Timothy Fuller had quit representing the Middles
ex district of Massachusetts in the U.S. Congress, where he’d never gained influence, and turned to state politics, swiftly becoming speaker of the Massachusetts House of Representatives. His law practice, which thrived now that he was in residence year-round, paid the bills for the Dana estate. But Timothy wanted more: a diplomatic posting to Europe under the new administration of John Quincy Adams. And he encouraged Margaret to expect a Continental finish to her education.
Scarcely a month after the move from Cambridgeport, Timothy used the Dana house to press his case, hosting a lavish dinner dance in the president’s honor. The event promised to be the first Fuller social success, erasing the memory of Margaret’s failed midwinter ball several years earlier, and even afterward it was said to have been “one of the most elaborate affairs of the kind” since pre-Revolutionary days. But Timothy too was forced to count his extravaganza a failure. Adams, still mourning the death of his father, the first President Adams, two months earlier, left before the dancing began and never did offer Timothy Fuller a place in his diplomatic corps. The gala came to seem another case of ill-advised merriment; there would be no more balls in the capacious Fuller home.
If Timothy had hoped his older daughter would display herself as an appealing commodity on the marriage market that night, he was disappointed in this also.
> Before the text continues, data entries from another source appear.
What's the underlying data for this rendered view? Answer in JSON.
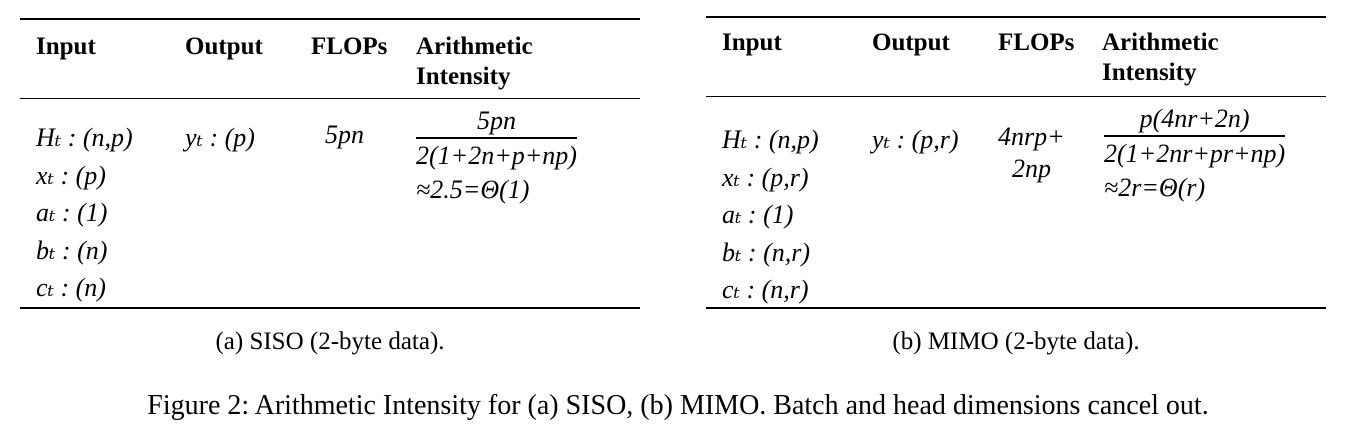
{
  "table_a": {
    "headers": {
      "input": "Input",
      "output": "Output",
      "flops": "FLOPs",
      "ai_line1": "Arithmetic",
      "ai_line2": "Intensity"
    },
    "inputs": [
      "Hₜ : (n,p)",
      "xₜ : (p)",
      "aₜ : (1)",
      "bₜ : (n)",
      "cₜ : (n)"
    ],
    "output": "yₜ : (p)",
    "flops": "5pn",
    "ai_numerator": "5pn",
    "ai_denominator": "2(1+2n+p+np)",
    "ai_approx": "≈2.5=Θ(1)",
    "caption": "(a) SISO (2-byte data)."
  },
  "table_b": {
    "headers": {
      "input": "Input",
      "output": "Output",
      "flops": "FLOPs",
      "ai_line1": "Arithmetic",
      "ai_line2": "Intensity"
    },
    "inputs": [
      "Hₜ : (n,p)",
      "xₜ : (p,r)",
      "aₜ : (1)",
      "bₜ : (n,r)",
      "cₜ : (n,r)"
    ],
    "output": "yₜ : (p,r)",
    "flops_line1": "4nrp+",
    "flops_line2": "2np",
    "ai_numerator": "p(4nr+2n)",
    "ai_denominator": "2(1+2nr+pr+np)",
    "ai_approx": "≈2r=Θ(r)",
    "caption": "(b) MIMO (2-byte data)."
  },
  "figure_caption": "Figure 2: Arithmetic Intensity for (a) SISO, (b) MIMO. Batch and head dimensions cancel out."
}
At least one young woman present found Margaret unchanged from the days of her catastrophic dancing party, describing her at the Adams ball as “a young girl of sixteen with a very plain face, half-shut eyes, and hair curled all over her head.” Margaret had laced herself too tightly, “by reason of stoutness,” and she wore “a badly cut, low-necked pink silk, with white muslin over it.” Her dancing was awkward too, the result of being “so near-sighted that she could hardly see her partner.”